As of now, we are seeing supply chains recover, however that is relatively speaking. The transportation market is starting to loosen where there is ample capacity to move the freight, whereas last year this was not the case. The demand (freight) was much higher than the supply (truck capacity).
Based on plentiful inventory levels, lower consumer spending, less stimulus to consumers, increased capacity (relative to demand and new capacity entering the market), price decreases in the marketplace (spot and fixed freight mixes), and various other factors we believe this year will be much easier to move freight for supply chains in North America. We are already seeing it happen now, quickly.
The supply chain crisis will not end in 2022 and the consequential disruptions to international trade and commerce will linger well into the future.
While the global logistics industry will eventually recover and thrive, the landscape of the future will be defined by the stories of firms that identify and seize the opportunities in the current predicament and those that fail to do both.
The future of the supply chain industry will undoubtedly be shaped by technology, new international trade rules, and protocols beyond everything we know currently.
For companies in the logistics value chain, the ability to adapt to the changes while remaining organizationally agile, operationally efficient, and cost-competitive is the recipe for success.

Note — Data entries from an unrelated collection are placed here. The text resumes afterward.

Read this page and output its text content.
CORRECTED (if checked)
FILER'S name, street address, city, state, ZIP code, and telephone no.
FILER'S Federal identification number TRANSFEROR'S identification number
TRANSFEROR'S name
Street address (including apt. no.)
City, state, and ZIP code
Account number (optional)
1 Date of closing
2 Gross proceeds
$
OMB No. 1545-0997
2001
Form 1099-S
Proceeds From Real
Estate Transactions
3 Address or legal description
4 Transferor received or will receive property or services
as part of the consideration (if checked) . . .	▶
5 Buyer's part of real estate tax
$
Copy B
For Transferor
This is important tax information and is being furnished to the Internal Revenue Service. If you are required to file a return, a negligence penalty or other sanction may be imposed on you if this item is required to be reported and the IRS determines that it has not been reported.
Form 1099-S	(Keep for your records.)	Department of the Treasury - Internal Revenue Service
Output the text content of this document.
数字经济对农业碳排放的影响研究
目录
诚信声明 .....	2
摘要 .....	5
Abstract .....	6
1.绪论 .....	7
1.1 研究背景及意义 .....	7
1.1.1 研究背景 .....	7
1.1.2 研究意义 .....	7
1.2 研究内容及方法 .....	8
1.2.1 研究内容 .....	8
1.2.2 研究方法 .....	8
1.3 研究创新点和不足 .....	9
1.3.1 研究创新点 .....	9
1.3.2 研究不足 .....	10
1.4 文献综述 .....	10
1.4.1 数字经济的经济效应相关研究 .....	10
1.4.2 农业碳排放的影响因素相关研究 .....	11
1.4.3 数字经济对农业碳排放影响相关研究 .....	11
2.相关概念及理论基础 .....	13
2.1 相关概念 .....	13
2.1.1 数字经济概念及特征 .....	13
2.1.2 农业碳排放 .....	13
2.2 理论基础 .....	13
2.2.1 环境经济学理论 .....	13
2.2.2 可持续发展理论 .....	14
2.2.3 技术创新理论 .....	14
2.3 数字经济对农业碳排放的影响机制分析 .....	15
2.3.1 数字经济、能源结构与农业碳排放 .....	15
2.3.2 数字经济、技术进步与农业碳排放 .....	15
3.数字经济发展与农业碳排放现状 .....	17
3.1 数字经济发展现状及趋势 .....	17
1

2021’s supply chain industry was chaos with its container shortage, space shortage, and sky-rocketing shipping prices fiasco. The big question is whether 2022 will look any different.
The answer? Probably not.
The good news is that the supply chain industry is likely to recover as this disruption was also the inspiration for new and exciting digital solutions, and more technological innovations are likely to follow in the months to come.
Despite its somewhat late bloom, the digital revolution in the supply chain will continue. From freight booking to the customs clearance process, warehousing, and last-mile delivery, the race for the ultimate digital solution is at full speed, and its winners will be the customers!
The supply chain situation will worsen throughout the rest of 2022 and 2023 as the war in Russia continues and the economic war between the USA and China becomes more aggressive.
The USA will continue to keep the transportation cost at high levels while China will keep the energy zones of their factories in order to be able to sell higher and for better margins. Meanwhile, all the countries will continue to keep the rare and necessary raw materials for themselves.
Taking all the above into consideration, as well as the higher green energy cost, I believe these factors will continue to negatively affect supply chains for at least the next year.
We were expecting hockey stick growth as the economy was sharply recovering from the pandemic-induced shock. On the contrary, the post-pandemic quick pick-up met with the Russia-Ukraine war and we saw investors losing hugely in public markets.
The revised macro-economic outlook now looks bleak across the globe, and as a result, the demand for the finished products will be significantly affected. Thus the decreased demand will eventually offset the supply shortage in the marketplace.
Moreover, manufacturing hubs have been operating with their maximum output capacity to cover the backlogs in the supply chain. By the end of 2022, things are mostly expected to return to normalcy. However, the chip shortage is likely to continue beyond 2022. The post-pandemic digital transformation across industries has forced more innovation that also requires more hardware infrastructure to be built around, hence the chip shortage continues to be a concern.